Composition
Beginner Programmer
In addition to the inheritance system, SDSL introduces the concept of composition. A composition is a member whose type is another shader class. It's defined the same way as variables.
You can compose with an instance of the desired shader class or an instance of a shader class that inherits from the desired one.
Example code
shader CompositionBase
{
float4 Compute()
{
return float4(0.0);
}
};
shader CompositionShaderA : CompositionBase
{
float4 myColor;
override float4 Compute()
{
return myColor;
}
};
shader CompositionShaderB : CompositionBase
{
float4 myColor;
override float4 Compute()
{
return 0.5 * myColor;
}
};
shader BaseShader
{
CompositionBase Comp0;
CompositionBase Comp1;
float4 GetColor()
{
return Comp0.Compute() + Comp1.Compute();
}
};
The compositions are compiled in their own context, meaning that the non-stage variables are only accessible within the composition. It's also possible to have compositions inside compositions.
Example code: access root context
If you want to access the root compilation context, you can use the following format:
shader CompositionShaderC : CompositionBase
{
BaseShader rootShader = stage;
float4 GetColor()
{
return rootShader.GetColor();
}
};
This is error-prone, since CompositionShaderC expects BaseShader to be available in the root context.
Example code: array of compositions
You can also create an array of compositions the same way you use an array of values. Since there's no way to know beforehand how many compositions there are, you should iterate using a foreach statement.
shader BaseShaderArray
{
CompositionBase Comps[];
float4 GetColor()
{
float4 resultColor = float4(0.0);
foreach (var comp in Comps)
{
resultColor += comp.Compute();
}
return resultColor;
}
};
Example code: stage behavior
The behavior of the stage keyword is straightforward: only one instance of the variable or method is produced.
shader BaseShader
{
stage float BaseStageValue;
float NonStageValue;
};
shader TestShader : BaseShader
{
BaseShader comp0;
BaseShader comp1;
};
// resulting shader (representation)
shader TestShader
{
float BaseStageValue;
float NonStageValue;
float comp0_NonStageValue;
float comp1_NonStageValue;
};
Example code: stage member behavior
shader BaseShader
{
stage float BaseStageMethod()
{
return 1.0;
}
float NonStageMethod()
{
return 2.0;
}
};
shader TestShader : BaseShader
{
BaseShader comp0;
BaseShader comp1;
};
// resulting shader (representation)
shader TestClass
{
float BaseStageMethod()
{
return 1.0;
}
float NonStageMethod()
{
return 2.0;
}
float comp0_NonStageMethod()
{
return 2.0;
}
float comp1_NonStageMethod()
{
return 2.0;
}
};
Keep in mind that even in composition, you can call for base methods, override them, and so on. Overriding happens in the same order as the compositions.
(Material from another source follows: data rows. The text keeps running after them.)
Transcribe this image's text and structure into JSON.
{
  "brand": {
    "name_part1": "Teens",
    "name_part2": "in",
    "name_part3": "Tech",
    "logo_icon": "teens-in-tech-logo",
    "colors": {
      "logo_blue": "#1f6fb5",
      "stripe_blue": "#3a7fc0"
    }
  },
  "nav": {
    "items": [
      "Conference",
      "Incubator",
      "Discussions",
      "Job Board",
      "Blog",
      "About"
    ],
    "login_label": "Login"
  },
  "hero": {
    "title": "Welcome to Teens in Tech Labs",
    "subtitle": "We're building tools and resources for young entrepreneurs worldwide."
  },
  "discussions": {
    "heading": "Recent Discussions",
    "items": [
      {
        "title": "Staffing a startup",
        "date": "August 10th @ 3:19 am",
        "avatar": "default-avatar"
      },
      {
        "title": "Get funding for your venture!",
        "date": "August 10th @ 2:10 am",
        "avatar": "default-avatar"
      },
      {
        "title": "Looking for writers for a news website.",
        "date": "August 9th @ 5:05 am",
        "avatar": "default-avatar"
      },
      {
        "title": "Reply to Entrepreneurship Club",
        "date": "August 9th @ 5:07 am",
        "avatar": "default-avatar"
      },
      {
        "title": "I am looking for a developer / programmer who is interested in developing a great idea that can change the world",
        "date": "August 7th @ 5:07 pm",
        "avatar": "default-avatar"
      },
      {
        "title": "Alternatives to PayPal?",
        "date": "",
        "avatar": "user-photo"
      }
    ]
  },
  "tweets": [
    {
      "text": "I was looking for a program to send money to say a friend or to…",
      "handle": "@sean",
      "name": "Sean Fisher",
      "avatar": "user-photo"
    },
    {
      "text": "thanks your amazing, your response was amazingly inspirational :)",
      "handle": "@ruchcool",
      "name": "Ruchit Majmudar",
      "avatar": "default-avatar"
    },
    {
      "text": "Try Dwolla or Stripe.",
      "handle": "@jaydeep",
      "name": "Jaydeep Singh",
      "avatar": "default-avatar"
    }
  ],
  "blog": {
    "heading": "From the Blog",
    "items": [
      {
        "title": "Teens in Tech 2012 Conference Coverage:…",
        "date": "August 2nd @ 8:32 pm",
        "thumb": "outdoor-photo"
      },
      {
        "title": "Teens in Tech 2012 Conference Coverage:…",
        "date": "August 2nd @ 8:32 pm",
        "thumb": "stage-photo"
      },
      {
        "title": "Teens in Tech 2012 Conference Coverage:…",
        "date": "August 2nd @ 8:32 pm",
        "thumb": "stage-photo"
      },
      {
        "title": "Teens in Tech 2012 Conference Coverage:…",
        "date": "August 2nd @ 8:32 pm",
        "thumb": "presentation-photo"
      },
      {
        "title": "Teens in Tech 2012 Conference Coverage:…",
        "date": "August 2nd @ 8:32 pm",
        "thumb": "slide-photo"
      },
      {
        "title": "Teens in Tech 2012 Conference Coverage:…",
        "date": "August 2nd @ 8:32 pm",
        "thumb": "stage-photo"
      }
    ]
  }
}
This behavior is useful when you need a value in multiple composition but you only need to compute it once (eg the normal in view space).
Clone behavior
The clone keyword has a less trivial behavior. It prevents the stage keyword to produce a unique method.
shader BaseShader
{
stage float BaseStageMethod()
{
return 1.0;
}
stage float BaseStageMethodNotCloned()
{
return 1.0;
}
};
shader CompShader : BaseShader
{
override clone float BaseStageMethod()
{
return 1.0 + base.BaseStageMethod();
}
override float BaseStageMethodNotCloned()
{
return 1.0f + base.BaseStageMethodNotCloned();
}
};
shader TestShader : BaseShader
{
CompShader comp0;
CompShadercomp1;
};
// resulting shader (representation)
shader TestShader
{
// cloned method
float base_BaseStageMethod()
{
return 1.0;
}
float comp0_BaseStageMethod()
{
return 1.0 + base_BaseStageMethod();
}
float BaseStageMethod() // in fact comp1_BaseStageMethod
{
return 1.0 + comp0_BaseStageMethod; // 3.0f
}
// not cloned method
float base_BaseStageMethodNotCloned()
{
return 1.0f;
}
float BaseStageMethodNotCloned()
{
return 1.0f + base_BaseStageMethodNotCloned(); // 2.0f
}
};
This behavior is useful when you want to repeat a simple function but with different parameters (eg adding color on top of another).